In the context of Generative AI and Large Language Models (LLMs), hallucinations refer to the phenomenon in which a model generates information that is fluent and plausible but false, misleading, or unsupported by reliable evidence.

These outputs are not random errors, they are coherent responses produced by the model based on learned statistical patterns rather than verified knowledge.

Causes of hallucinations

Hallucinations arise from structural characteristics of LLMs, such as:

1. Probabilistic generation: LLMs generate text by predicting the most likely next word, not by validating facts.
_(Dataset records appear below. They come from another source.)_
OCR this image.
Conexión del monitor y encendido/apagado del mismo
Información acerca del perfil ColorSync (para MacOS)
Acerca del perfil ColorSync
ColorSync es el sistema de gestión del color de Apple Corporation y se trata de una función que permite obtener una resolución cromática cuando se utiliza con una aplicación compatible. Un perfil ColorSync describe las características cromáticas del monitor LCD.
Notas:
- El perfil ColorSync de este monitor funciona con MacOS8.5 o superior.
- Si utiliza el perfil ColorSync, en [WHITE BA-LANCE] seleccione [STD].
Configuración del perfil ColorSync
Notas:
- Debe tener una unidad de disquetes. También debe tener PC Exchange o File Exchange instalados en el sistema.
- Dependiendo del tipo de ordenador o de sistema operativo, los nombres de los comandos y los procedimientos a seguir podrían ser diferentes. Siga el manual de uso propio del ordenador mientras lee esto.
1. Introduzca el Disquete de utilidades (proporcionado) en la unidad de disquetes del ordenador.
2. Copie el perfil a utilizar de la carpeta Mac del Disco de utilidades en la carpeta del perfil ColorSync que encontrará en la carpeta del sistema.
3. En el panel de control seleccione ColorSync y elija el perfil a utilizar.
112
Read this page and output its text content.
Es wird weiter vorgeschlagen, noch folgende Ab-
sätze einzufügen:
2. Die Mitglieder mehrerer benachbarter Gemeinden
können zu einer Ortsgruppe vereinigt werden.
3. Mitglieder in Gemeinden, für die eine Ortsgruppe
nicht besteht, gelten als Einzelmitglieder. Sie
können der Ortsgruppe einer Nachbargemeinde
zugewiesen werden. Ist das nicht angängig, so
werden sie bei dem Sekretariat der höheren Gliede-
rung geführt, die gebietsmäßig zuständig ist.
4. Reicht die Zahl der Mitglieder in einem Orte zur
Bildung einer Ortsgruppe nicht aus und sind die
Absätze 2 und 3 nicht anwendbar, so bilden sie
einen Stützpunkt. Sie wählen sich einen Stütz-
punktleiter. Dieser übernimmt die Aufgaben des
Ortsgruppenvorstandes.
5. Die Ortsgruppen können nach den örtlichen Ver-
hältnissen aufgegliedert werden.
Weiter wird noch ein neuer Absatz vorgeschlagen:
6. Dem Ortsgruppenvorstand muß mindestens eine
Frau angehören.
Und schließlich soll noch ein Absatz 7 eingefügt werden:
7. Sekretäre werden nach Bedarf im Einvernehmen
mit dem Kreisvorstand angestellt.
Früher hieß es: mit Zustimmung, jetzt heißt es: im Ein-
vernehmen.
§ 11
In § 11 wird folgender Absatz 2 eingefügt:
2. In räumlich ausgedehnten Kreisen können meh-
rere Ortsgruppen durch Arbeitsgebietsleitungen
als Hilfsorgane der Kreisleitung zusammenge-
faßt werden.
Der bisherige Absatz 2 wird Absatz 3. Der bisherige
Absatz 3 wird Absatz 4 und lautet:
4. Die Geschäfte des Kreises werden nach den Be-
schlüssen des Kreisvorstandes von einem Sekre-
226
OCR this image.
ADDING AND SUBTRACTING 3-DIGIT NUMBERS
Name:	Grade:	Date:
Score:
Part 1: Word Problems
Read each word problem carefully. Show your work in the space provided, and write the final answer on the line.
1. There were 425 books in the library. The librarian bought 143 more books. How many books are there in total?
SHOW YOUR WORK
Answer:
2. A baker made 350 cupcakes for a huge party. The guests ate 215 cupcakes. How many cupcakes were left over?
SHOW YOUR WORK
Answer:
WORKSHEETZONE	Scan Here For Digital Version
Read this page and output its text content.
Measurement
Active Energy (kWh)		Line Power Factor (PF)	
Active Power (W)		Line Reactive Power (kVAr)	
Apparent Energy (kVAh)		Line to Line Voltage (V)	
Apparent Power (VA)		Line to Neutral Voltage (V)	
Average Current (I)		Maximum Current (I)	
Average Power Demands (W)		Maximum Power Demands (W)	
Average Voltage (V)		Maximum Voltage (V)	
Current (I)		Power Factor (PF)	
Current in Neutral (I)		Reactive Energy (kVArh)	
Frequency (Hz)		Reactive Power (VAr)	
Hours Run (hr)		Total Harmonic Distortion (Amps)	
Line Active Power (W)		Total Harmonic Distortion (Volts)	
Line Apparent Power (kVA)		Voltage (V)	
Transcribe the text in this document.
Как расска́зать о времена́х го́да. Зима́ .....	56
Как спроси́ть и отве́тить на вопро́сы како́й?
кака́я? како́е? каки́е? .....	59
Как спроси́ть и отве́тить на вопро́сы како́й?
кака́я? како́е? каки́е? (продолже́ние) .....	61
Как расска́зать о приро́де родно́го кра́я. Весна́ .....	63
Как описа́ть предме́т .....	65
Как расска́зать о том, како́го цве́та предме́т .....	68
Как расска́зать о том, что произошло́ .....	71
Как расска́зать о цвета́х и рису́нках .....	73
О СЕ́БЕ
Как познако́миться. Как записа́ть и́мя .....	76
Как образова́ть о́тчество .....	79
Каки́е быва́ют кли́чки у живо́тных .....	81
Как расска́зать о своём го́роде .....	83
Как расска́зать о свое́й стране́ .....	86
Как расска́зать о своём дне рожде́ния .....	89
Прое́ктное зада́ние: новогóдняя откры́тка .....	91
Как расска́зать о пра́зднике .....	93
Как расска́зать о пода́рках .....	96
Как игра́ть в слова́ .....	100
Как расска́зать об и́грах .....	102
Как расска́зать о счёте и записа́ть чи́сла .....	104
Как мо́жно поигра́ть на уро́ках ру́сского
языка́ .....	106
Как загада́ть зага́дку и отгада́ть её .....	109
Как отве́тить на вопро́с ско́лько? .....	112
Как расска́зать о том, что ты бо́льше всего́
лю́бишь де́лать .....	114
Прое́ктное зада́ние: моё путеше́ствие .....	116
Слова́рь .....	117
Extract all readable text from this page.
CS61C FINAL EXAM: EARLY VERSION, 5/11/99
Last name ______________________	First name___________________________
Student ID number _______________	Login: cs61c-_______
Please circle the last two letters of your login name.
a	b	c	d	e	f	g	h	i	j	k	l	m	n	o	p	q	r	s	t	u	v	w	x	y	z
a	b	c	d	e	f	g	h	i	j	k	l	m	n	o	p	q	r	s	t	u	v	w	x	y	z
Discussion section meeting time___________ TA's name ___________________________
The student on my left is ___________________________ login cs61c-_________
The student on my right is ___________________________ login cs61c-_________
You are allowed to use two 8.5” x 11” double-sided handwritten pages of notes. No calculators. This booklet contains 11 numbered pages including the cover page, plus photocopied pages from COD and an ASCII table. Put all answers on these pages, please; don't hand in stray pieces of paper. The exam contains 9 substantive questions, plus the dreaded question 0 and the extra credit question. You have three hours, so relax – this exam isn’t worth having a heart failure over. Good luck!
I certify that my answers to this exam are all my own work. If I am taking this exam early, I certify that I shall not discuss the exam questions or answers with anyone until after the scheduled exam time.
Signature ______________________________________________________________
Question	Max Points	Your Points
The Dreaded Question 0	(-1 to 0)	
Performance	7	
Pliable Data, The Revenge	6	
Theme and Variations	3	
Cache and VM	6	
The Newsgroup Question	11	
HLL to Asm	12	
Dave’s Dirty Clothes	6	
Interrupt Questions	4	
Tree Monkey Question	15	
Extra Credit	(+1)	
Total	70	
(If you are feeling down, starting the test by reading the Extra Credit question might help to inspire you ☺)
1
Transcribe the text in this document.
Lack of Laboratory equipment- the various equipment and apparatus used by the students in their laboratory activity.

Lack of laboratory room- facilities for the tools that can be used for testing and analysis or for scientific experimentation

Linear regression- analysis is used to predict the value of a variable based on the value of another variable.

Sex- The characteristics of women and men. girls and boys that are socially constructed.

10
As a result, they prioritize fluency and linguistic coherence over factual accuracy.
2. Training data limitations: models learn from imperfect, incomplete, and sometimes contradictory data sources, which can introduce inaccuracies.
3. Lack of real-time knowledge: most LLMs do not have native access to live databases or external verification systems during generation.
4. Ambiguous or incomplete prompts: vague or under-specified inputs can lead models to "fill in gaps" with fabricated information.
5. Overgeneralization: models may apply learned patterns inappropriately to contexts where they are not valid.

Types of hallucinations

Type	Description
Factual hallucination	Incorrect dates, names, statistics, or events
Source hallucination	Invented citations or references
Logical hallucination	Internally incorrect reasoning or logic
Contextual hallucination	Misinterpretation of user intent
Fabricated content	Creation of non-existent entities or concepts

While there are a number of methods to identify hallucinations (such as human review, fact-checking, automated verification system, etc.), fully automated detection remains an open research challenge.

Mitigation strategies

To reduce the occurrence of hallucinations, several approaches can be employed:

1. Retrieval-augmented generation: integrates external knowledge bases or search engines to ground model responses in verified data.
2. Fine-tuning and alignment: improves reliability through topic-specific training and human feedback.
3. Prompt engineering: crafting clearer and more structured prompts to reduce ambiguity and guide the model towards accurate outputs.
4. Confidence calibration: encourages models to express uncertainty when appropriate, which can help users identify potentially unreliable outputs.
5. Human-in-the-loop systems: combines automated generation with human oversight to review and correct outputs before they are presented to end-users.